Amateurfußball

Amateurfußball-Training schon im März? Erster Fußballverband stellt Forderung

Der erste Fußballverband möchte schon im März wieder mit dem Training seiner ersten Amateurkicker beginnen. Der Verband hat einen offenen Brief an die Politik verfasst - mit einem Vier-Stufen-Plan.
Der erste Fußballverband möchte seine Kicker schon im März wieder trainieren lassen. © Timo Janisch

Mehrere Monate schon müssen sich die Amateurfußballer der Bundesrepublik gedulden. Seit Ende Oktober vergangenen Jahres steht der Trainings- und Spielbetrieb der Amateurkicker im ganzen Land still. Ein Fußballverband macht sich nun aber stark dafür, dass die ersten Kicker schon im März wieder auf die Plätze dürfen, um trainieren zu können. Der Verband hat einen offenen Brief mit einer klaren Forderung an die Politik verfasst.

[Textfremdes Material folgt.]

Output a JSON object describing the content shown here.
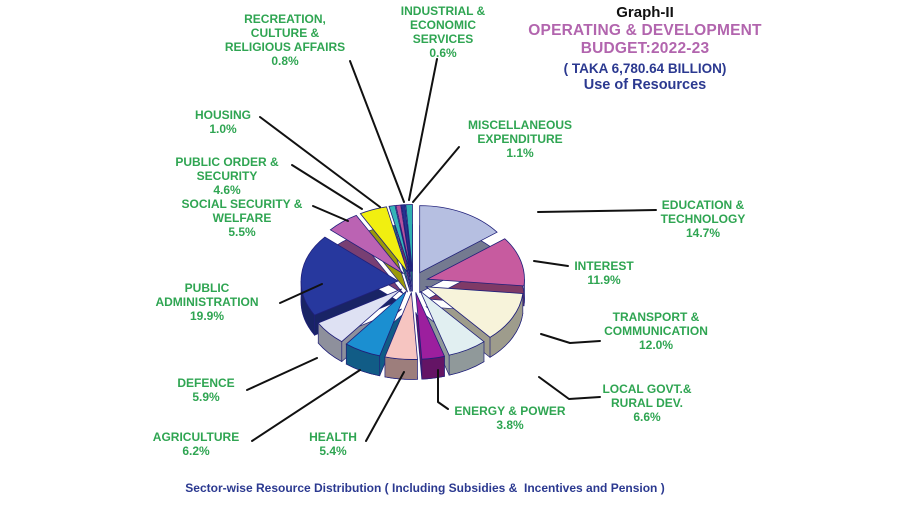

Der Berliner Fußball-Verband (BFV) marschiert voran. Bernd Schulz, Präsident des BFV, hat Michael Müller, regierender Bürgermeister von Berlin, und Andreas Geisel, Senator für Inneres und Sport, mit einem offenen Brief kontaktiert. Der BFV wünscht sich zeitnahe Lockerungen vonseiten der Politik und präsentiert in seinem offenen Brief einen Stufenplan für die Rückkehr der Amateurfußballer in den Trainings- und Spielbetrieb.

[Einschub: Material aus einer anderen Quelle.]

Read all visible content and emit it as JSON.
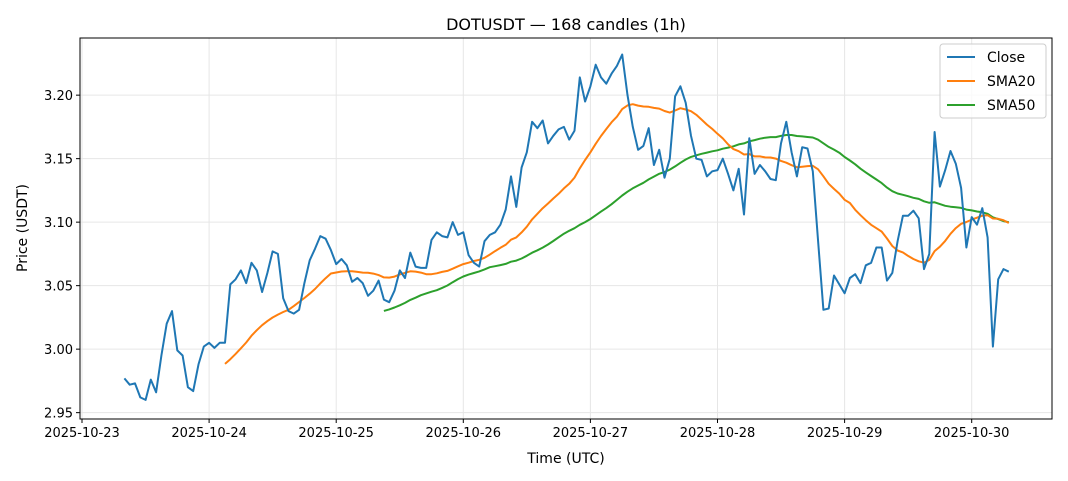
{
  "chart_data": {
    "type": "line",
    "title": "DOTUSDT — 168 candles (1h)",
    "xlabel": "Time (UTC)",
    "ylabel": "Price (USDT)",
    "start": "2025-10-23 08:00",
    "interval_hours": 1,
    "xticks": [
      "2025-10-23",
      "2025-10-24",
      "2025-10-25",
      "2025-10-26",
      "2025-10-27",
      "2025-10-28",
      "2025-10-29",
      "2025-10-30"
    ],
    "yticks": [
      "2.95",
      "3.00",
      "3.05",
      "3.10",
      "3.15",
      "3.20"
    ],
    "ylim": [
      2.945,
      3.245
    ],
    "grid": true,
    "legend_position": "top-right",
    "series": [
      {
        "name": "Close",
        "color": "#1f77b4",
        "values": [
          2.977,
          2.972,
          2.973,
          2.962,
          2.96,
          2.976,
          2.966,
          2.995,
          3.02,
          3.03,
          2.999,
          2.995,
          2.97,
          2.967,
          2.988,
          3.002,
          3.005,
          3.001,
          3.005,
          3.005,
          3.051,
          3.055,
          3.062,
          3.052,
          3.068,
          3.062,
          3.045,
          3.06,
          3.077,
          3.075,
          3.04,
          3.03,
          3.028,
          3.031,
          3.052,
          3.07,
          3.079,
          3.089,
          3.087,
          3.078,
          3.067,
          3.071,
          3.066,
          3.053,
          3.056,
          3.052,
          3.042,
          3.046,
          3.054,
          3.039,
          3.037,
          3.046,
          3.062,
          3.056,
          3.076,
          3.065,
          3.064,
          3.064,
          3.086,
          3.092,
          3.089,
          3.088,
          3.1,
          3.09,
          3.092,
          3.074,
          3.068,
          3.065,
          3.085,
          3.09,
          3.092,
          3.098,
          3.11,
          3.136,
          3.112,
          3.143,
          3.155,
          3.179,
          3.174,
          3.18,
          3.162,
          3.168,
          3.173,
          3.175,
          3.165,
          3.172,
          3.214,
          3.195,
          3.207,
          3.224,
          3.214,
          3.209,
          3.217,
          3.223,
          3.232,
          3.2,
          3.175,
          3.157,
          3.16,
          3.174,
          3.145,
          3.157,
          3.135,
          3.15,
          3.199,
          3.207,
          3.194,
          3.168,
          3.15,
          3.149,
          3.136,
          3.14,
          3.141,
          3.15,
          3.138,
          3.125,
          3.142,
          3.106,
          3.166,
          3.138,
          3.145,
          3.14,
          3.134,
          3.133,
          3.162,
          3.179,
          3.155,
          3.136,
          3.159,
          3.158,
          3.14,
          3.085,
          3.031,
          3.032,
          3.058,
          3.051,
          3.044,
          3.056,
          3.059,
          3.052,
          3.066,
          3.068,
          3.08,
          3.08,
          3.054,
          3.06,
          3.085,
          3.105,
          3.105,
          3.109,
          3.103,
          3.063,
          3.075,
          3.171,
          3.128,
          3.141,
          3.156,
          3.146,
          3.127,
          3.08,
          3.104,
          3.098,
          3.111,
          3.088,
          3.002,
          3.055,
          3.063,
          3.061
        ]
      },
      {
        "name": "SMA20",
        "color": "#ff7f0e",
        "window": 20
      },
      {
        "name": "SMA50",
        "color": "#2ca02c",
        "window": 50
      }
    ]
  }
}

„Nach den vielen Monaten ohne Sportbetrieb in den Berliner Vereinen wäre es ein wichtiges Zeichen, wenn nunmehr die Verantwortlichen im Senat von Berlin den vielen Sportlerinnen und Sportlern eine Rückkehr zum Breitensport ermöglichen würden. Daher werbe ich bei Ihnen, die Infektionsschutzverordnung im Land Berlin im ersten Schritt wieder auf die Regelung vor dem harten „Lockdown“ zurückzuführen und somit Kindern im Alter bis 12 Jahren die Rückkehr in 10er Gruppen zum Training ab dem 8. März 2021 zu ermöglichen, ggf. auch ohne die Nutzung von Kabinen/Duschen“, schreibt Bernd Schulz im Brief, den der Verband auf seiner Homepage veröffentlicht hat.

Der Präsident schlägt in seinem Stufenplan insgesamt vier Öffnungsschritte vor. Neben dem ersten Schritt am 8. März solle im zweiten das Training für alle Vereinsmitglieder in Gruppen von bis zu zehn Mann möglich sein. Danach wünscht sich der Verband das Training in voller Mannschaftsstärke – mit bis zu 30 Spielerinnen und Spielern. Abschließend solle die Rückkehr zum Wettkampf- und Spielbetrieb erfolgen. Für die drei letzten Öffnungsschritte nennt der Verband allerdings noch kein konkretes Wunschdatum.

„Aufgrund der nachgewiesen sehr geringen und zudem sehr kurzen Kontakte beim Fußballspielen ist dabei ein kontaktloser Einstieg in den Trainingsbetrieb ausdrücklich nicht erforderlich, d.h., es sollte sofort ohne Kontakt-Einschränkungen trainiert werden dürfen“, schreibt Schulz weiter und hofft, dass die Politik die Wünsche und Forderungen der Fußballverbände am Mittwoch, 3. März, bei der neuerlichen Bund-Länder-Konferenz mit Kanzlerin Angela Merkel und den Ministerpräsidenten berücksichtigt.